Взяв у Кати дневник, Саша не очень бережно засунула его себе за пояс.
— Уезжаешь куда-то, значит?
— Да, Сашенька, в путь далекий собираюсь.
— Опять в Питер?
— Нет, нет, совсем в другое место.
Последовало молчание, потом прозвучали тихие слова Саши:
— Не стала бы я проситься, даже если бы ты и могла опять взять меня с собой. Только знай, тебе я всегда другом твоим была и останусь. Как зануждаешься во мне, дай сигнал, я хоть с того света явлюсь и поддержу!
— Спасибо, Орлик! — вырвалось у Кати.
Вот так, рассказывают, они простились. И что бы они там ни переживали, ведь это были еще совсем юные души, только-только начинавшие по-настоящему понимать жизнь и находить свое место в ней как личности. Человек в строю знает: тут ему положено стоять, и все. Но даже находясь в строю, — а Катя и Саша вовсе не путались, не блуждали по жизни и находились в строю, как настоящие солдаты, — их открытие мира в себе еще только набирало силу, и как личности каждой еще предстояло найти свое место и свои возможности раскрыть.
Опять они на прощание обнялись, и снова Саша твердила:
— Ну, тихо, тихо. Ну, все. Бывает. А за тетрадь не беспокойся. Я ее у матери спрячу, в сундуке. Только сама не пропадай, смотри! Будь мужчиной!
Катя в ответ на слова Саши «будь мужчиной» без усмешки, серьезно ответила:
— Постараюсь!
Саша, тоже всерьез, удовлетворенно кивнула:
— Так не пропадай же, смотри!
— Не пропаду.
— Дашь как-нибудь знать, ладно? Не забудь.

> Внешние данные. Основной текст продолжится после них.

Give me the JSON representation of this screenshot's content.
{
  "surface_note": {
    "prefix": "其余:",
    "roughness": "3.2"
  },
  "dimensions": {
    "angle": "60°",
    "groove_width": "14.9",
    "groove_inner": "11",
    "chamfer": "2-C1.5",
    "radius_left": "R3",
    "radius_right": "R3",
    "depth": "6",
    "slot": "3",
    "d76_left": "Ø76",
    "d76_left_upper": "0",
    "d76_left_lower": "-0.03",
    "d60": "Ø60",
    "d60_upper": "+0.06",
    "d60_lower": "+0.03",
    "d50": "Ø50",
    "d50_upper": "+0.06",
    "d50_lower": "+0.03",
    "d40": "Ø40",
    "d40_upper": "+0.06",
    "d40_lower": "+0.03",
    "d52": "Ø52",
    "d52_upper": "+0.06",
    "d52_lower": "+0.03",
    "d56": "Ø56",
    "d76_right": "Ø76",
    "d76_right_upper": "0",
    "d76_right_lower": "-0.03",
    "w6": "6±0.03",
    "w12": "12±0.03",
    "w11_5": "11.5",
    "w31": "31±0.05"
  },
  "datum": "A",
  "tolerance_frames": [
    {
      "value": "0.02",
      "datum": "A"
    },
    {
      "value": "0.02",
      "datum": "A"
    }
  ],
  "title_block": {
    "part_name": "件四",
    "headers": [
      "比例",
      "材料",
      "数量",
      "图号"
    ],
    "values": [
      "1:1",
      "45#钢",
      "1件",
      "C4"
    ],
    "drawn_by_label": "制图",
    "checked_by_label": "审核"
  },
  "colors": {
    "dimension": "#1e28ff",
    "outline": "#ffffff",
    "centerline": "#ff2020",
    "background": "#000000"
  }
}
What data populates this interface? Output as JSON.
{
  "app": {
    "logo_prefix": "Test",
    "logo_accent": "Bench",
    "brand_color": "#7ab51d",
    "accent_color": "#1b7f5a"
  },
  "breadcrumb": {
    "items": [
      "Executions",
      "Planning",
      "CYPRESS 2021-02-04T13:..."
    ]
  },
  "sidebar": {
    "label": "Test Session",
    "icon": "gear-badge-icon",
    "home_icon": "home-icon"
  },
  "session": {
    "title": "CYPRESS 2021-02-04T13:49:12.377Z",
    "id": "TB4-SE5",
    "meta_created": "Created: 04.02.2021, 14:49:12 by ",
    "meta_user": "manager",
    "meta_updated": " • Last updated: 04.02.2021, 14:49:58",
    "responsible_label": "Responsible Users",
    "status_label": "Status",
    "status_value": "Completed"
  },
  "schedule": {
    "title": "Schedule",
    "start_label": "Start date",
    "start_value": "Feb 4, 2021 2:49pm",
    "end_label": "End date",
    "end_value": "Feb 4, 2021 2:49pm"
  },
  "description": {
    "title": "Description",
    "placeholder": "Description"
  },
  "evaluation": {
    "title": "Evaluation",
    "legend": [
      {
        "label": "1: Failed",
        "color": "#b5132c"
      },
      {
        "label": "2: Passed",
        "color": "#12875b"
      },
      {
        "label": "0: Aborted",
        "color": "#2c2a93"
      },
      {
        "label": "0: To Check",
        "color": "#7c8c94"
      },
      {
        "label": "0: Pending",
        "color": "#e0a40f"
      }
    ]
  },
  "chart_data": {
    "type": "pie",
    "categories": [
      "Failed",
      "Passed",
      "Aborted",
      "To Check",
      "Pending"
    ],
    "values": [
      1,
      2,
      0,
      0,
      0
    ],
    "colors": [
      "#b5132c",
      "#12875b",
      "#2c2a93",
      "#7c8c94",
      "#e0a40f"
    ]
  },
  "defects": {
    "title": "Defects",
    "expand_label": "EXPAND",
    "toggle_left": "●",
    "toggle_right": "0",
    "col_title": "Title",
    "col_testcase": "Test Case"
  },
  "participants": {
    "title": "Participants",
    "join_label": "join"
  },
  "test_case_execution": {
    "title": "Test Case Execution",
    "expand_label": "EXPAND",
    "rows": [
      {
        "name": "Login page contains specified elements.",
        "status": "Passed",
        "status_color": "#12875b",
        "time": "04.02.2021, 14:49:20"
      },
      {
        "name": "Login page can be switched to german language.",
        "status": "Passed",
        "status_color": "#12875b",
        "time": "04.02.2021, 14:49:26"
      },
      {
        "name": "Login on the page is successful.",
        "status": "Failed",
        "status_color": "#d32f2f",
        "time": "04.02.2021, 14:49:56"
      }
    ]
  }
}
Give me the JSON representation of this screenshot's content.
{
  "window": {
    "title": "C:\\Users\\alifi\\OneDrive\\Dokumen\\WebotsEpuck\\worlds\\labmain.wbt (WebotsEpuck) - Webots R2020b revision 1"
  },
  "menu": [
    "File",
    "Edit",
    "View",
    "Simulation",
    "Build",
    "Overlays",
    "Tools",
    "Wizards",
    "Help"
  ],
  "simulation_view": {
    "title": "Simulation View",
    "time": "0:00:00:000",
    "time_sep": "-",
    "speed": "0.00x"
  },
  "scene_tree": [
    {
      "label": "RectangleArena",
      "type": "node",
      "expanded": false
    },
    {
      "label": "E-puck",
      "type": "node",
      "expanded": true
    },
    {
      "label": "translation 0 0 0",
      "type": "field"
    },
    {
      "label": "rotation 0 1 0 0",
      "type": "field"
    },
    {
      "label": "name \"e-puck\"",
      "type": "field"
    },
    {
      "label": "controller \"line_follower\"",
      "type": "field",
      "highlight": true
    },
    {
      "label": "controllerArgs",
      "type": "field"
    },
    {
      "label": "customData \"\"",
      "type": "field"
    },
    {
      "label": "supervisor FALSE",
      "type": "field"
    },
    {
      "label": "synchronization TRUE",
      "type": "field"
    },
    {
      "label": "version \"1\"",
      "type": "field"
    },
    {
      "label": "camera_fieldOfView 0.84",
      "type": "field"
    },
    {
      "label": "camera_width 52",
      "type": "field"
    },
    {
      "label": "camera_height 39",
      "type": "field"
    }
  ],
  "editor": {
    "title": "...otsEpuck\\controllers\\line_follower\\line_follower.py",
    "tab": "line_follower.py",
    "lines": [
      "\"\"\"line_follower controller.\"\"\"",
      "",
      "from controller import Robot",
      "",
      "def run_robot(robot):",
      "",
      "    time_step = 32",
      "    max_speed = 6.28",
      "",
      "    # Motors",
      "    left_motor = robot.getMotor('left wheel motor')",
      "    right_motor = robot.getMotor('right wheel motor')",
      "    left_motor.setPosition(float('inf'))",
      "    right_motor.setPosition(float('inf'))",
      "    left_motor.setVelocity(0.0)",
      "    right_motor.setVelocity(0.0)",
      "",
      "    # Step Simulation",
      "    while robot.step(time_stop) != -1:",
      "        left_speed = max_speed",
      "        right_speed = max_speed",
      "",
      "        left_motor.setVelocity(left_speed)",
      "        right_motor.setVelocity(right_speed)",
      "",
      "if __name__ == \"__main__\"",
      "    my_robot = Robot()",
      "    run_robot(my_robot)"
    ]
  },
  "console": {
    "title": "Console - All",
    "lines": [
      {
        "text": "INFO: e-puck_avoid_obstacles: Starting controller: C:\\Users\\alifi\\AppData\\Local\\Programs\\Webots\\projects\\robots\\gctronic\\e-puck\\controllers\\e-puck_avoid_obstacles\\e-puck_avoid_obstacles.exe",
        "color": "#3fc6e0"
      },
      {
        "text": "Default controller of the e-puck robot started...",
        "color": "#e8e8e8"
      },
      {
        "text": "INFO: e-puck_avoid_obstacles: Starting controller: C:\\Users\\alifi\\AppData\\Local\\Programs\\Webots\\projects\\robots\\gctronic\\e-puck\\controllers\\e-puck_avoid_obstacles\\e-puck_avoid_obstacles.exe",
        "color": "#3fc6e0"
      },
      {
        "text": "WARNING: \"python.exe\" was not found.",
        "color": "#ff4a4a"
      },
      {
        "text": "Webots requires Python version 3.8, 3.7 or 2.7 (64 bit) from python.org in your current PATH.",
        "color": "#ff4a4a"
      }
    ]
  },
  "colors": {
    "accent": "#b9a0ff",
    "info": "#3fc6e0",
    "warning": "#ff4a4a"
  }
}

— Ну как же! Дам знать, обязательно!
Вот так и расстались. Катя со своим присмиревшим провожатым пошла в одну сторону, Саша — в другую, и августовские потемки скрыли их друг от друга надолго.
В песне Светлова поется:
И девушка наша
Проходит в шинели,
Горящей Каховкой идет…
По летнему времени шинелей не было в тот вечер ни на Кате, ни на Саше. Но улицы, ведшие к переправе на Берислав, действительно в некоторых местах горели, и багровый отсвет лежал на луне и звездах.
Говорят, когда Катя прощалась с Блюхером, собираясь в дальний и опасный путь, комдив подарил ей пяток сигар, непонятно как попавших к нему. Вероятно, трофейные.
— Это вам, Катя. Настоящие «гаванки».
— Но я не курю, — смеялась Катя. — Для чего мне сигары?
— Берите, берите! Пригодятся вам.
Катя взяла сигары, поблагодарила и подумала: «А про утюг он забыл, и хорошо». Но едва она об этом подумала, как он спросил:
— А утюг вам достали?
— Да, — соврала она, потому что и сама про утюг забыла. — Все хорошо, и я вполне готова в путь.
— Ну и в добрый час, — проговорил он и вздохнул. — Ну, больше просьб у вас ко мне нет?
— Есть одна, — отозвалась Катя, снова опуская глаза в смущении. — Скажите, а правда это, что в библиотеке вашей дивизии сорок одна тысяча книг?